= The Wizard of Oz (2001 album) =

The Wizard of Oz, subtitled Live Australian Cast Recording is a cast recording of the 2001 Australian production of the stage musical The Wizard of Oz, featuring Nikki Webster. It was nominated for the 2002 ARIA Award for Best Cast or Show Album.

==Background==
In 2001 an Australian musical theatre staging of The Wizard of Oz, an adaptation of The Wonderful Wizard of Oz toured the country. It was directed by Nancye Hayes with Peter Casey as musical director. It ran from November 2001 until December 2002 and featured Nikki Webster as Dorothy.

The Wizard of Oz was first staged at the Lyric Theatre in Sydney before moving to the Regent Theatre in Melbourne then onto the Lyric Theatre in South Brisbane.

==Cast==
- Nikki Webster - Dorothy
- Kane Alexander - Scarecrow (NSW)
- Derek Metzger - Scarecrow (Vic, Qld)
- Philip Gould - Tinman
- Doug Parkinson - Cowardly Lion
- Bert Newton - Wizard of Oz
- Delia Hannah - Glinda (NSW)
- Patti Newton - Glinda (Vic, Qld)
- Pamela Rabe - Wicked Witch
- Tony Geappen - Uncle Henry

==Soundtrack==
The original cast recording was released in 2001 through BMG Australia.

Track list:
1. Overture
2. Over the Rainbow
3. Cyclone
4. Come Out Come Out
5. It Really Was No Miracle
6. We Thank You Very Sweetly
7. Ding Dong!
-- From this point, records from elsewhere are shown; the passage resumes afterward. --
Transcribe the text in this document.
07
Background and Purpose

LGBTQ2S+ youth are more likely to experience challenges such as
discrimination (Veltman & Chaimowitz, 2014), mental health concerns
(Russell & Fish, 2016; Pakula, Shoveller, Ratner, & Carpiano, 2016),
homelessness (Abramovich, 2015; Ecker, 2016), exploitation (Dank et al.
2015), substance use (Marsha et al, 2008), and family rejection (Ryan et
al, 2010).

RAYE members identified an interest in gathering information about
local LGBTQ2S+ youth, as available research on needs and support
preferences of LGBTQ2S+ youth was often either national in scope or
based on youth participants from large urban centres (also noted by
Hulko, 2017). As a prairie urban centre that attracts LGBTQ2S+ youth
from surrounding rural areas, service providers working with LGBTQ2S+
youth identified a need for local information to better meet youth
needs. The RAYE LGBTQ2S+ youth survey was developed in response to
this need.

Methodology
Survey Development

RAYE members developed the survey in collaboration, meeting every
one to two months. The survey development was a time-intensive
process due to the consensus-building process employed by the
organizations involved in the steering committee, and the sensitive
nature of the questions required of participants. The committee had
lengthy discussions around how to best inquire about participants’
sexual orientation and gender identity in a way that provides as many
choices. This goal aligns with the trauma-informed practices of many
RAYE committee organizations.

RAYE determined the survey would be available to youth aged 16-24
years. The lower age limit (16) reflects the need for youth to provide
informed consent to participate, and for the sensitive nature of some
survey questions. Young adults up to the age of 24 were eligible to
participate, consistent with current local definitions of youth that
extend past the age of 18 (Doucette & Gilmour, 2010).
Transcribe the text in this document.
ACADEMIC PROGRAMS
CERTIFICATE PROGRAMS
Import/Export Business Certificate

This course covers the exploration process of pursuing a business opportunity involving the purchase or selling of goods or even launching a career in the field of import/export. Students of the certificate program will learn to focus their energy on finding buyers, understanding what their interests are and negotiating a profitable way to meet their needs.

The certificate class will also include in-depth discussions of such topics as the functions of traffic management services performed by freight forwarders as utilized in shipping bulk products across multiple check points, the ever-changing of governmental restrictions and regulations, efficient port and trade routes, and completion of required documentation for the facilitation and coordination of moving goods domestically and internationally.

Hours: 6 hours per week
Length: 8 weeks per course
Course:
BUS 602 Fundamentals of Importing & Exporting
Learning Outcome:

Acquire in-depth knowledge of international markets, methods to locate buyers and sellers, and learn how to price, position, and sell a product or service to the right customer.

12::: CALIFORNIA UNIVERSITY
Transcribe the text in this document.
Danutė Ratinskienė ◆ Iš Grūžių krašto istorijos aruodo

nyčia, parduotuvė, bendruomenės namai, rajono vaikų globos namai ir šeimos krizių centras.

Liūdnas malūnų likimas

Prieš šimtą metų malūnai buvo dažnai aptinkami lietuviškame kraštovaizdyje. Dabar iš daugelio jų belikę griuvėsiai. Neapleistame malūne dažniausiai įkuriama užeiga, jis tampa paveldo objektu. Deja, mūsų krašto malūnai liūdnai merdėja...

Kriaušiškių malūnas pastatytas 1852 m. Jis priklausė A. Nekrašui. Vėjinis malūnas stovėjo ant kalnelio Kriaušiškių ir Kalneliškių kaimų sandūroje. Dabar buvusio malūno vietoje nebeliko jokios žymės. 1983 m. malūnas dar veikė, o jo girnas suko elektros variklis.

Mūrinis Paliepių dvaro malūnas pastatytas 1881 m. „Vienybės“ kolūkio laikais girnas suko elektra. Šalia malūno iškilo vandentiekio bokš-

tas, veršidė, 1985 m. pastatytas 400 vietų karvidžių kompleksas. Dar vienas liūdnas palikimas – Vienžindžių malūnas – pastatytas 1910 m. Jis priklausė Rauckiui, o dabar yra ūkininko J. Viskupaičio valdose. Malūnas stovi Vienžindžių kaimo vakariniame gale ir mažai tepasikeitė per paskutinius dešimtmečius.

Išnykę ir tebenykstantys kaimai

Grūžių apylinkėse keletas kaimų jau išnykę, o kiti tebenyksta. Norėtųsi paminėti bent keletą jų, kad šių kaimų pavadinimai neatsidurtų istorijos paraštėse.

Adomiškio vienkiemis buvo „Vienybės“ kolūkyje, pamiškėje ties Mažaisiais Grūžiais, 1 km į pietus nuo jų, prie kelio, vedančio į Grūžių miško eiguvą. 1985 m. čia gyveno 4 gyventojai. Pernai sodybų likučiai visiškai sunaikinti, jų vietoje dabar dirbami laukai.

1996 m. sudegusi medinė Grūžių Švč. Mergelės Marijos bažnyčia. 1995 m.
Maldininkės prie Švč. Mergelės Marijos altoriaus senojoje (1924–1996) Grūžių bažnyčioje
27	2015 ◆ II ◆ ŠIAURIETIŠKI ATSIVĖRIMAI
The Witch Is Dead
8. As Mayor of the Munchkin City
9. As Coroner I Must Aver
10. Ding Dong! The Witch Is Dead (Reprise)
11. Lullaby League
12. Lollipop Guild
13. We Welcome You to Munchkinland
14. Follow the Yellow Brick Road - You're Off To See The Wizard
15. If I Only Had a Brain
16. We're Off To See The Wizard (Duo)
17. If I Only Had a Heart
18. We're Off To See The Wizard (Trio)
19. Lions, Tigers And Bears
20. If I Only Had the Nerve
21. We're Off To See The Wizard (Quartet)
22. Out Of The Woods
23. Entr'acte
24. Merry Old Land Of Oz
25. If I Were King of the Forest
26. Jitterbug
27. Witchmelt
28. Curtain Calls
29. Over The Rainbow (Reprise)

Webster released "Over the Rainbow" as a single along with another song, "The Best Days". The double A side single peaked at #21 on the ARIA Singles Chart and was certified gold.